Николас пожал плечами:
– Мы сообщим этим париям, что хотим знать, сколько будет стоить возврат Пискуна. Без вопросов, без обид. Сделка есть сделка.
– То есть выкупить его? А если они запросят кучу денег?
– Мой клиент уполномочил меня на сумму до ста тысяч. Впрочем, он не верит, что они клюнут.
– Твой клиент, а? Слушай, Николас, если я впрягаюсь, тебе придется рассказать мне все, что ты знаешь об этом деле, в том числе – кто твой клиент.
Он покачал головой:
– Не про клиента. Про остальное – может быть. Например, что Марта делала в городе. Но не про клиента.
– Ладно, так что Марти?
– Чтобы ты понял про нее, я сначала должен сообщить тебе кое-что о Букермане. Лью Букерман – настоящее имя генерала Бухера.
Я не подал виду, что уже знаю это:
– В самом деле? Ладно, Николас, расскажи своему темному старшему брату остальное.
В его глазах блеснули искры, я видел, что он лопается по швам, так ему не терпится рассказать мне все.

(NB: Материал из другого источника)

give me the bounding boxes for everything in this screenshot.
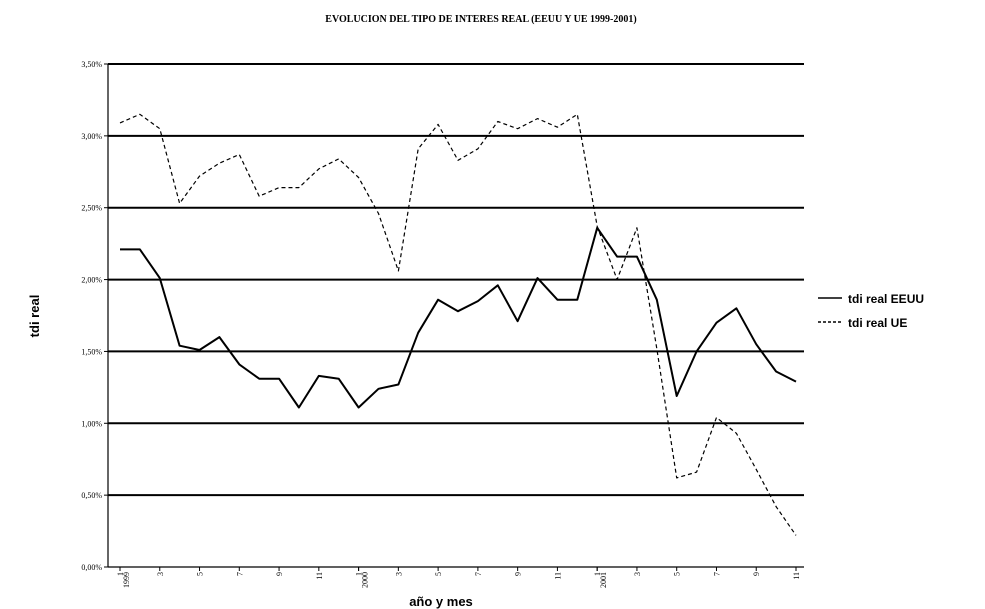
x-tick-label: 9: [752, 572, 761, 576]
x-tick-label: 3: [156, 572, 165, 576]
x-tick-label: 1: [593, 572, 602, 576]
y-tick-label: 2,50%: [81, 204, 102, 213]
y-tick-label: 1,00%: [81, 419, 102, 428]
x-tick-label: 1: [116, 572, 125, 576]
grid-lines: [108, 63, 804, 497]
y-tick-label: 3,50%: [81, 60, 102, 69]
x-tick-label: 7: [235, 572, 244, 576]
x-tick-label: 9: [514, 572, 523, 576]
x-tick-label: 11: [315, 572, 324, 580]
chart-title: EVOLUCION DEL TIPO DE INTERES REAL (EEUU…: [325, 14, 636, 25]
x-tick-label: 2000: [361, 572, 370, 588]
y-axis-label: tdi real: [27, 295, 42, 338]
legend-label: tdi real UE: [848, 316, 907, 330]
x-tick-label: 5: [434, 572, 443, 576]
x-tick-label: 2001: [599, 572, 608, 588]
y-tick-label: 0,00%: [81, 563, 102, 572]
series-line-ue: [119, 113, 797, 536]
x-axis-label: año y mes: [409, 594, 473, 609]
x-tick-label: 5: [673, 572, 682, 576]
x-tick-label: 5: [196, 572, 205, 576]
x-tick-label: 3: [633, 572, 642, 576]
series-line-eeuu: [120, 226, 797, 409]
y-tick-label: 1,50%: [81, 347, 102, 356]
x-tick-label: 7: [474, 572, 483, 576]
y-tick-label: 2,00%: [81, 276, 102, 285]
x-tick-label: 1999: [122, 572, 131, 588]
series-lines: [119, 113, 797, 536]
x-tick-label: 11: [553, 572, 562, 580]
y-axis-ticks: 0,00% 0,50% 1,00% 1,50% 2,00% 2,50% 3,00% 3,50%: [81, 60, 108, 572]
x-tick-label: 3: [394, 572, 403, 576]
x-tick-label: 9: [275, 572, 284, 576]
x-tick-label: 11: [792, 572, 801, 580]
y-tick-label: 0,50%: [81, 491, 102, 500]
y-tick-label: 3,00%: [81, 132, 102, 141]
legend-label: tdi real EEUU: [848, 292, 924, 306]
x-tick-label: 7: [712, 572, 721, 576]
legend: tdi real EEUU tdi real UE: [818, 292, 924, 330]
x-tick-label: 1: [355, 572, 364, 576]
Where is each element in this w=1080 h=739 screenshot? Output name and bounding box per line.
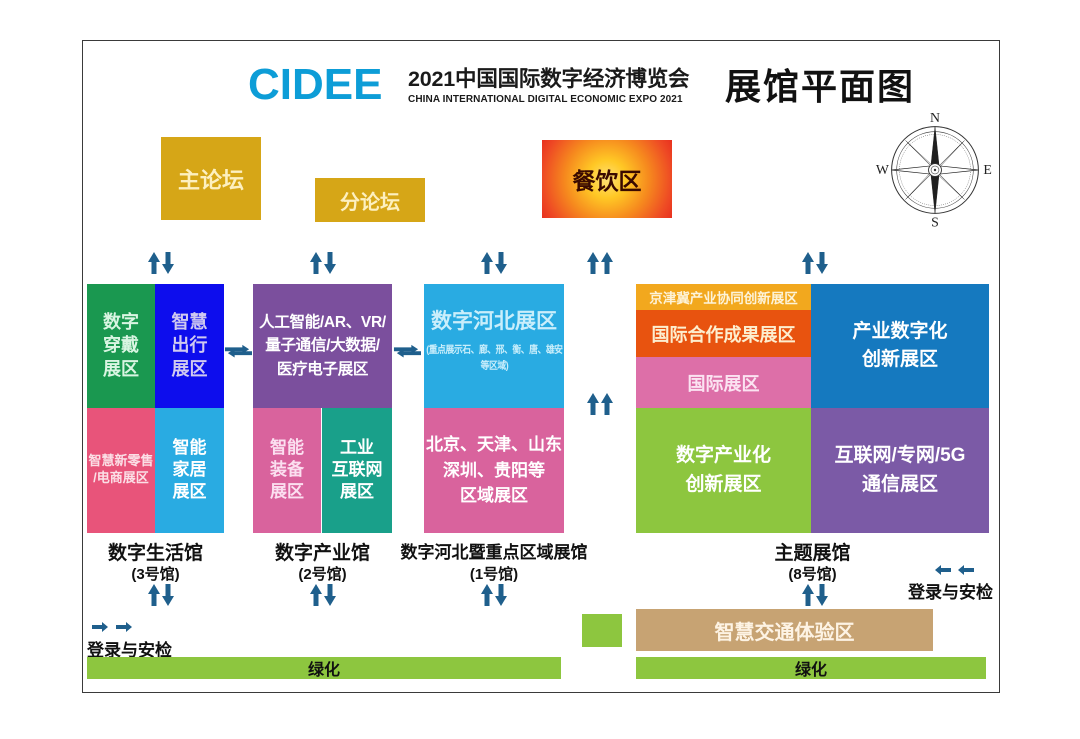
svg-text:E: E [983,162,991,177]
svg-text:W: W [876,162,890,177]
svg-text:N: N [930,110,940,125]
svg-text:S: S [931,214,939,229]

– Вот тебе для затравки. Марти работала в «Шоу генерала Бухера». Когда передачу закрыли, кукол Букермана признали собственностью канала, и, хотя он пытался забрать их себе, в контракте на этот счет была твердая формулировка. Вся концепция и все творческие продукты принадлежат телестанции. А дирекция была шайкой упертых дуболомов. То есть куклы-то им были не нужны, верно? Как бы то ни было, Букерман переехал в Иллинойс. Он был ипохондрик с развивающимся пристрастием к народной медицине, которое привело его в натуропатию. И он открыл маленький магазин, торговал разными травами, книжками и прочим. Выпустил успешную серию здоровых продуктов. Прошли годы, телеканал сменил владельцев, и в один прекрасный день там решили избавиться от всякого старья, в том числе и этих кукол. Это было всего несколько лет назад. Марти захватила Пискуна, а двое других – Воя и Боягуза. Букерман как-то пронюхал об этом – может, через третьих лиц, приятеля с телеканала – и отправился за своими старыми кукольными друзьями. Один из сотрудников отдал ему Воя, другой продал Боягуза. А Марти продать Пискуна не согласилась. Вроде как у них с Букерманом когда-то был роман, и что бы там между ними ни произошло, Марти по сей день таила злобу. Этот байкер, Тайлер Лумис, уже бывал в ее магазине, пытался уговорить продать белочку ему, и фактически умолял ни за какие деньги не продавать Букерману.